I looked around. We were in Spain, a fairly new yet vibrant democracy, in Barcelona, one of the wealthiest cities in one of the wealthiest provinces in Europe, a city whose biggest challenge in recent years has been contending with mass tourism. The comparison with South Africa under apartheid seemed morally outrageous, and I told him so. “We’re not talking about social disparities, we’re talking about political obstacles on legitimate issues,” he answered. Outside, banners with yellow ribbons reading, “Free the Political Prisoners” were hung from the facades of public buildings.
That many supporters of independence have come to see the jailed leaders as martyrs is a powerful and volatile dynamic in the campaign. Much hinges on whether pro-independence parties gain a majority. Even if they don’t—and new polls this week suggest they might not—the issue won’t be settled, since the independence camp’s sense of outrage and grievance at the central government will not easily die down.
It’s a strange situation. The independence camp won the referendum held on October 1—out of 5.3 million Catalonians, 2.2 million voted, and of them, 90 percent voted “yes,” according to the Catalan government— and yet the referendum also failed.
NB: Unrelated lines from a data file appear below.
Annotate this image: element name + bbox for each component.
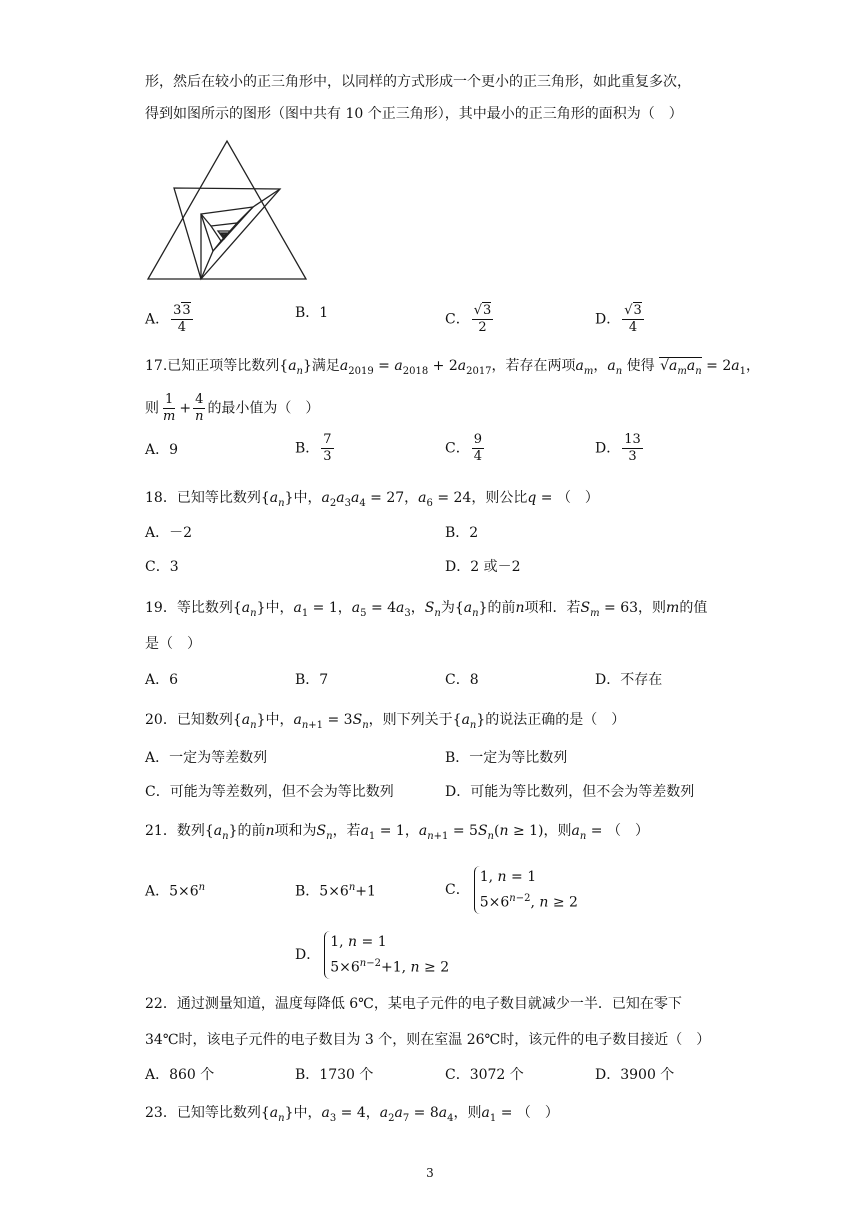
q19-option-b: B．7 bbox=[295, 672, 329, 688]
nested-triangles-figure bbox=[146, 138, 308, 282]
q20-option-a: A．一定为等差数列 bbox=[145, 750, 268, 766]
q22-text-line2: 34℃时，该电子元件的电子数目为 3 个，则在室温 26℃时，该元件的电子数目接近（ ） bbox=[145, 1032, 711, 1048]
q17-text-line2: 则 $\frac{1}{m}$ + $\frac{4}{n}$ 的最小值为（ ） bbox=[145, 392, 320, 424]
page-number: 3 bbox=[426, 1166, 434, 1180]
q21-option-b: B．$5\times 6^n+1$ bbox=[295, 882, 376, 900]
q16-option-b: B．1 bbox=[295, 305, 329, 321]
q20-option-c: C．可能为等差数列，但不会为等比数列 bbox=[145, 784, 394, 800]
q16-text-line2: 得到如图所示的图形（图中共有 10 个正三角形），其中最小的正三角形的面积为（ ） bbox=[145, 106, 683, 122]
q21-option-a: A．$5\times 6^n$ bbox=[145, 882, 206, 900]
q18-option-c: C．3 bbox=[145, 559, 179, 575]
q22-option-b: B．1730 个 bbox=[295, 1067, 374, 1083]
q19-option-c: C．8 bbox=[445, 672, 479, 688]
q20-text: 20．已知数列$\{a_n\}$中，$a_{n+1} = 3S_n$，则下列关于$\{a_n\}$的说法正确的是（ ） bbox=[145, 712, 626, 731]
q20-option-d: D．可能为等比数列，但不会为等差数列 bbox=[445, 784, 695, 800]
q18-option-a: A．－2 bbox=[145, 525, 193, 541]
q19-text-line1: 19．等比数列$\{a_n\}$中，$a_1 = 1$，$a_5 = 4a_3$，$S_n$为$\{a_n\}$的前n项和．若$S_m = 63$，则m的值 bbox=[145, 600, 708, 619]
q17-option-c: C． $\frac{9}{4}$ bbox=[445, 432, 482, 464]
q20-option-b: B．一定为等比数列 bbox=[445, 750, 568, 766]
q16-option-c: C． $\frac{√3}{2}$ bbox=[445, 303, 492, 335]
q16-option-d: D． $\frac{√3}{4}$ bbox=[595, 303, 642, 335]
q19-text-line2: 是（ ） bbox=[145, 636, 201, 652]
q17-option-d: D． $\frac{13}{3}$ bbox=[595, 432, 641, 464]
q18-option-b: B．2 bbox=[445, 525, 479, 541]
q16-text-line1: 形，然后在较小的正三角形中，以同样的方式形成一个更小的正三角形，如此重复多次， bbox=[145, 74, 691, 90]
q22-option-c: C．3072 个 bbox=[445, 1067, 524, 1083]
q21-option-c: C． 1, n = 1 $5\times 6^{n-2}$, n ≥ 2 bbox=[445, 866, 578, 914]
q17-text-line1: 17.已知正项等比数列$\{a_n\}$满足$a_{2019} = a_{2018} + 2a_{2017}$，若存在两项$a_m$，$a_n$ 使得 $√a_ma_n = 2a_1$， bbox=[145, 358, 760, 377]
q22-text-line1: 22．通过测量知道，温度每降低 6℃，某电子元件的电子数目就减少一半．已知在零下 bbox=[145, 996, 682, 1012]
q22-option-d: D．3900 个 bbox=[595, 1067, 675, 1083]
q18-text: 18．已知等比数列$\{a_n\}$中，$a_2a_3a_4 = 27$，$a_6 = 24$，则公比q = （ ） bbox=[145, 490, 599, 509]
q17-option-a: A．9 bbox=[145, 442, 179, 458]
q22-option-a: A．860 个 bbox=[145, 1067, 215, 1083]
q21-text: 21．数列$\{a_n\}$的前n项和为$S_n$，若$a_1 = 1$，$a_{n+1} = 5S_n(n \ge 1)$，则$a_n$ = （ ） bbox=[145, 823, 649, 842]
q19-option-d: D．不存在 bbox=[595, 672, 663, 688]
q21-option-d: D． 1, n = 1 $5\times 6^{n-2}+1$, n ≥ 2 bbox=[295, 931, 449, 979]
q23-text: 23．已知等比数列$\{a_n\}$中，$a_3 = 4$，$a_2a_7 = 8a_4$，则$a_1$ = （ ） bbox=[145, 1105, 559, 1124]
q19-option-a: A．6 bbox=[145, 672, 179, 688]
q17-option-b: B． $\frac{7}{3}$ bbox=[295, 432, 332, 464]
q16-option-a: A． $\frac{33}{4}$ bbox=[145, 303, 191, 335]
q18-option-d: D．2 或－2 bbox=[445, 559, 521, 575]
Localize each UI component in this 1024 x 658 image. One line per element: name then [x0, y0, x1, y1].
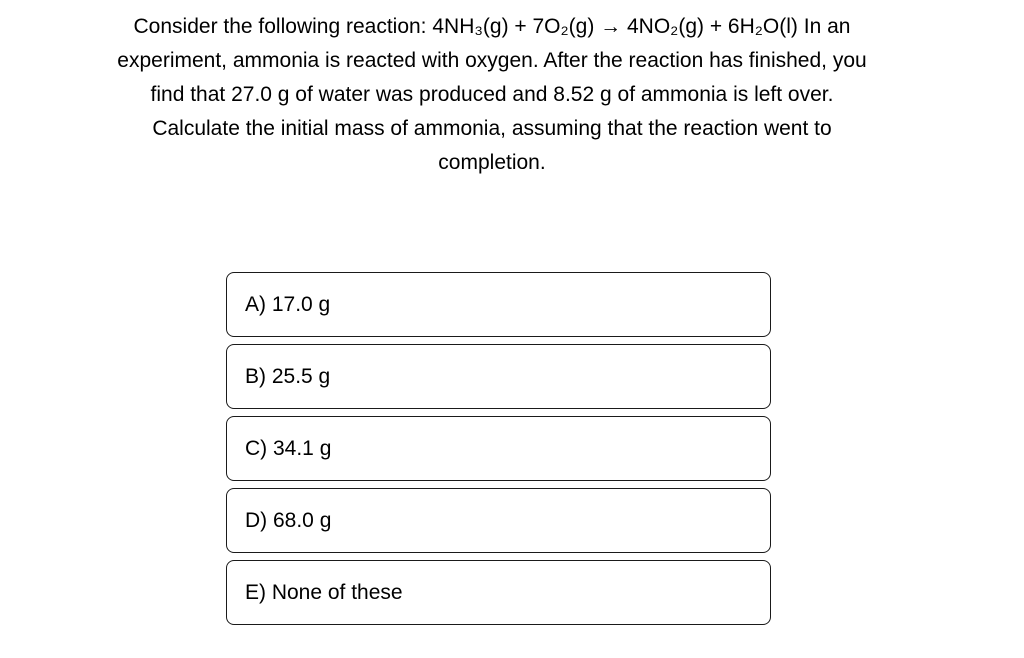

Much to the separatists’ dismay, the European Union, a community of nation-states, not restive provinces, did not bless Catalonia’s declaration of independence. And the Spanish government quickly sent a clear message: Spain was a united country and would not tolerate breakaway regions.
But the images seen around the world of some Spanish police officers beating up voters at polling places made the center-right government of Prime Minister Mariano Rajoy look as repressive, autocratic, and insensitive as the independence camp had long said it was, creating a wave of sympathy—including from Catalans who had previously opposed independence. Catalan politicians may have sold their citizens impossible dreams, but the government in Madrid had offered no counter-narrative besides appealing to the law. It had become a match between utopians and disciplinarians. Spain is not South Africa, nor does it appear to have a Mandela—a leader with the moral authority to propose a political solution acceptable to both sides.